Learning about the Holocaust is an opportunity to build personal awareness and spark critical thinking about the world around us. Educators may find that Holocaust Remembrance Day, observed this year on January 27, provides the chance to engage students with these challenging concepts. This April, with a little help from Gale In Context: Biography, some of the incredible stories of Holocaust survivors can be explored in the classroom.

Elie Wiesel

One of the best-known Holocaust survivors, Elie Wiesel, committed his life to preserving and honoring the stories of his people. Wiesel was only 15 when he was imprisoned in a concentration camp. Sadly, he lost several family members, including both of his parents, throughout the ordeal. After the camps were liberated in 1945, Wiesel continued his education, eventually becoming a successful journalist. He published a particularly influential memoir about his time in the concentration camp and went on to craft dozens of important written works about the Holocaust. He was a passionate advocate for human rights and served as an activist for oppressed peoples worldwide. In 1986, he was awarded the Nobel Peace Prize. Wiesel’s biography depicts a powerful story—despite his terrifying firsthand experience as a Holocaust survivor, he persevered and remained deeply compassionate about others.

Marek Edelman

Marek Edelman grew up in Warsaw, Poland. As a young man, despite not being a particularly committed student, he had earned a position within the local hospital, which allowed him some small freedoms when the Nazi occupation began in 1939. At age 20, after witnessing thousands of his Jewish neighbors rounded up and sent to concentration camps, he leveraged the small privilege of his position and helped start a resistance movement. In fact, he was a key leader during the Warsaw Ghetto Uprising in 1943. Famously, Edelman was instrumental in smuggling another resistance fighter, Jan Karski, into the ghetto to witness firsthand the terrible crimes of the Nazis. Karski went on the help debrief President Franklin D. Roosevelt on the situation and influenced the United States entering World War II. Edelman ultimately survived the Nazi regime and became a successful cardiologist, though he continued as an activist as well. His story demonstrates the power that small acts of resistance can have against injustice.

Ruth Westheimer

Dr. Ruth Westheimer is a trailblazer. She was a popular radio and television personality who advocated for sexual literacy during a time when most Americans weren’t comfortable being open about sex.

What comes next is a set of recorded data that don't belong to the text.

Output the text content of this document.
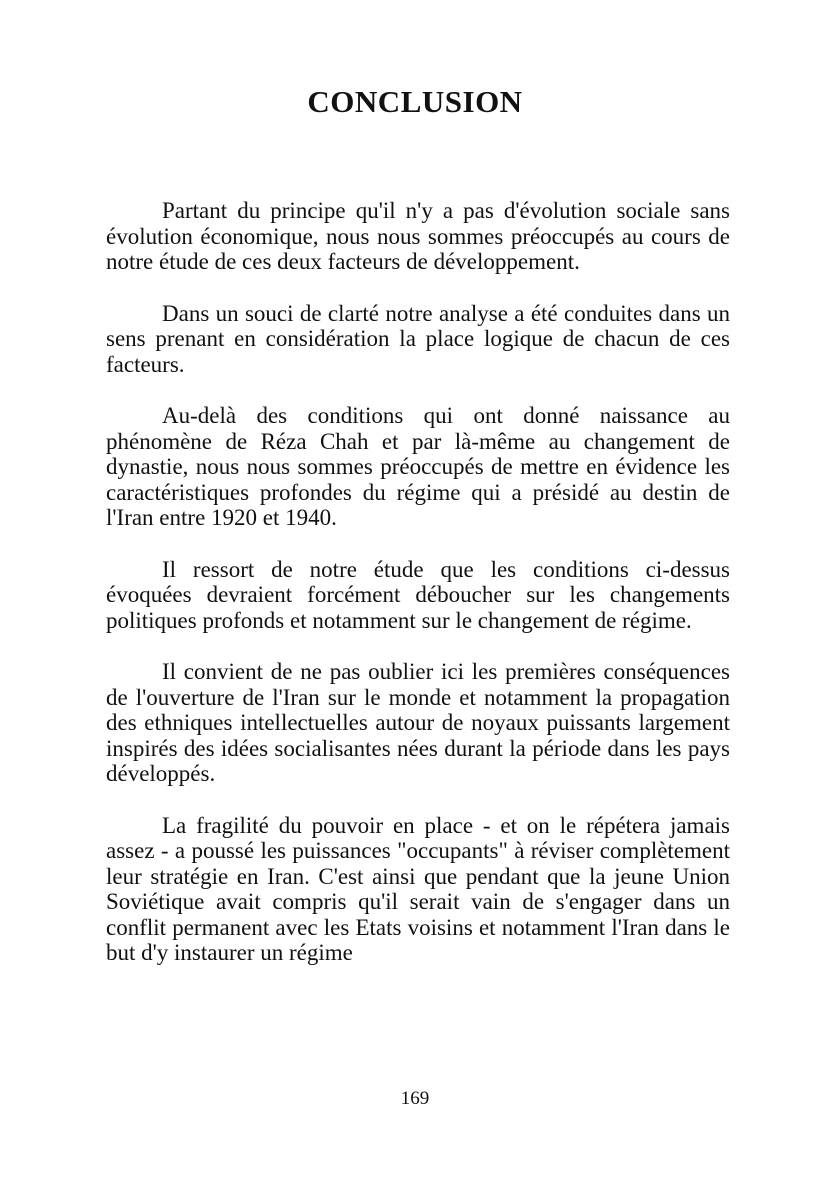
CONCLUSION

Partant du principe qu'il n'y a pas d'évolution sociale sans évolution économique, nous nous sommes préoccupés au cours de notre étude de ces deux facteurs de développement.

Dans un souci de clarté notre analyse a été conduites dans un sens prenant en considération la place logique de chacun de ces facteurs.

Au-delà des conditions qui ont donné naissance au phénomène de Réza Chah et par là-même au changement de dynastie, nous nous sommes préoccupés de mettre en évidence les caractéristiques profondes du régime qui a présidé au destin de l'Iran entre 1920 et 1940.

Il ressort de notre étude que les conditions ci-dessus évoquées devraient forcément déboucher sur les changements politiques profonds et notamment sur le changement de régime.

Il convient de ne pas oublier ici les premières conséquences de l'ouverture de l'Iran sur le monde et notamment la propagation des ethniques intellectuelles autour de noyaux puissants largement inspirés des idées socialisantes nées durant la période dans les pays développés.

La fragilité du pouvoir en place - et on le répétera jamais assez - a poussé les puissances "occupants" à réviser complètement leur stratégie en Iran. C'est ainsi que pendant que la jeune Union Soviétique avait compris qu'il serait vain de s'engager dans un conflit permanent avec les Etats voisins et notamment l'Iran dans le but d'y instaurer un régime

169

While many are familiar with her provocative media content, they might not know that she was also a Holocaust survivor who lost both of her parents to concentration camps. Born Karola Ruth Siegel, she spent most of her teenage years in a Swiss orphanage. By her late teens, she had moved to Jerusalem to train as a sniper for a Jewish underground paramilitary organization. Besides becoming a celebrity, Dr. Ruth was a pillar for sexual health, taught at many prestigious institutions, and served in prominent organizations, including the Museum of Jewish Heritage memorial in New York City. Her story is captivating, and her sense of humor, despite the tragedies of her childhood, is exceptionally powerful.

Art Spiegelman

As a high school teacher, there’s a good chance that the name Art Spiegelman is familiar. His 1980s graphic novel, Maus, has been the target of much educational controversy, with some school boards going so far as to strike the work from their curricula. Art himself is a Pulitzer Prize-winning cartoonist. Born in 1948, he didn’t personally experience the Holocaust, but his novel instead tells his parents’ stories. Vladek and Anja Spiegelman were a very successful Jewish couple. But during the Nazi regime, they and their young son, Richieu, were sent to a concentration camp in Auschwitz, Poland. Richieu did not survive, but the parents incredibly made it through the ordeal. Nonetheless, the trauma from the concentration camp haunted the Spiegelmans for the rest of their lives. To capture and memorialize their experience, Art interviewed his own father and created Maus.